Les similitudes qui existent entre les découvertes des fouilles de la plaine du Gange et celles de Tilanrakot, Banjarāhī et Paisia, dans le Terai, dénotent, au iiie s. av. J.-C., une pénétration certaine de la culture maurya et śuṅga au Népal. Mais elle ne semble pas avoir franchi les chaînes, car les recherches limitées de Hadigao, Tagimpat et Dhum Varāhī, dans la vallée de Katmandou, ne révèlent pas d’établissement antérieur au début de l’ère chrétienne. Le pilier d’Aśoka de Rummindi (iiie s. av. J.-C.) semble marquer la limite septentrionale de l’expansion maurya.

Stella Kramrisch a pu écrire que « l’histoire de l’art du Népal ne commença réellement qu’avec l’arrivée des dieux hindous ». Cela explique la brutalité des premières œuvres de la statuaire népalaise, relevant de l’art gupta. Les associations homme-animal, femme-arbre et les couples deviennent populaires. Ainsi, le Varāha de Dhum Varāhī (ve s.), où l’avatāra-sanglier de Viṣṇu est associé à la terre qu’il vient de sauver de l’océan. Mais on remarque dès le ve s. un profond changement de style. Dans le Vainteya de Changu Nārāyan (bas-relief, 464), l’énergie et la force physique dominent malgré l’attitude d’adoration humble. Cette œuvre est bien différente du Viṣṇu Vikrantamurti de Katmandou (467), exécuté par des artistes indiens. L’énergie n’est plus massive, mais rythmée et harmonieuse. La sculpture est conçue comme le théâtre : en mouvement. Le Viṣṇu Vikrantamurti de Tilgangā (467), exécuté par des artistes népalais, accuse la différence.

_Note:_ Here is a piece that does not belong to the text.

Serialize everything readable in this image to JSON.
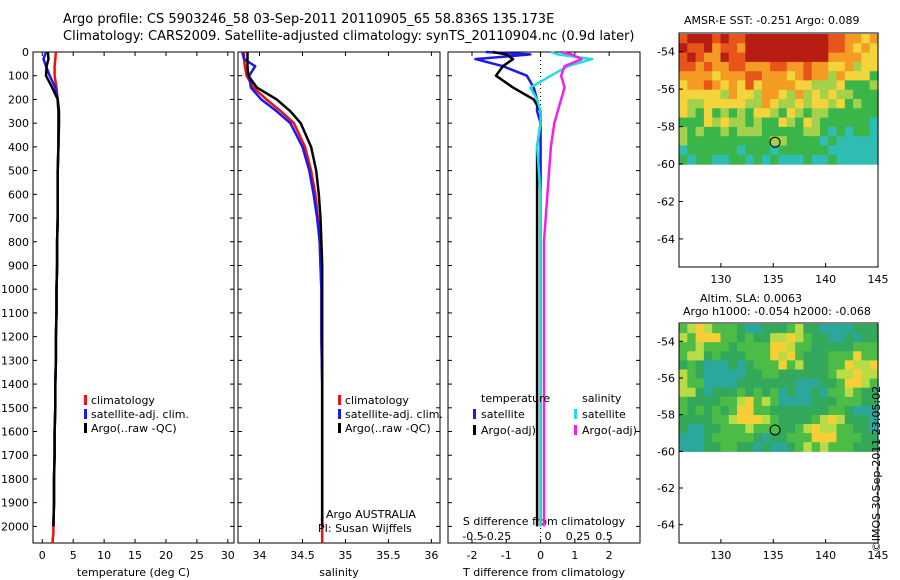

Du ve au viie s. s’étend une période très féconde. Servis par leur habileté de tailleurs de pierre et leur sens esthétique, les artistes népalais poursuivent leurs recherches. La simplicité et la perfection des traits, l’équilibre des proportions créent une beauté humaine idéale, d’où émanent sérénité et pureté. Le Bouddha de la rive de la Bhāgmati illustre bien cette réussite. Puis l’art du Népal suit l’évolution de l’art indien, qui recherche le grandiose, voire le gigantisme, pour exalter les dieux hindous. Le Nārāyana Anantaśayin de Buddhanīlakaṇṭha marque ainsi la décadence et la fin de l’art népalais d’influence gupta.

Au viiie s., l’influence des bronzes pāla de l’Inde de l’Est se fait sentir. Dans la Cour céleste de Viṣṇu de Pāśupatināth (ixe s.), beaucoup de conventions gupta sont reprises : personnages de profil, encombrement de la scène, détail des cuirasses ; mais le style pāla est déjà intégré. Les corps sont élancés, vigoureux et non plus gigantesques. Dans d’autres œuvres, la complexité du décor floral et du drapé des vêtements est encore plus nette. On date de 1012 la première représentation de la famille de Śiva au Népal. À cette époque, le style pāla l’a définitivement emporté. D’autre part, la peinture se développe grâce à l’introduction dans les monastères népalais de manuscrits bouddhiques illustrés. L’esprit de tolérance avait toujours favorisé les échanges religieux et culturels entre les communautés bouddhistes et hindouistes. Des influences diverses se devinent. Certaines peintures hiératiques rappellent la sculpture pāla. Par ailleurs, l’élégance des poses et le raffinement du décor évoquent les fresques d’Ajaṇṭā. Les tentures, les bannières ou tanka se rapprochent des œuvres tibétaines, avec un arrière-plan chinois atténué.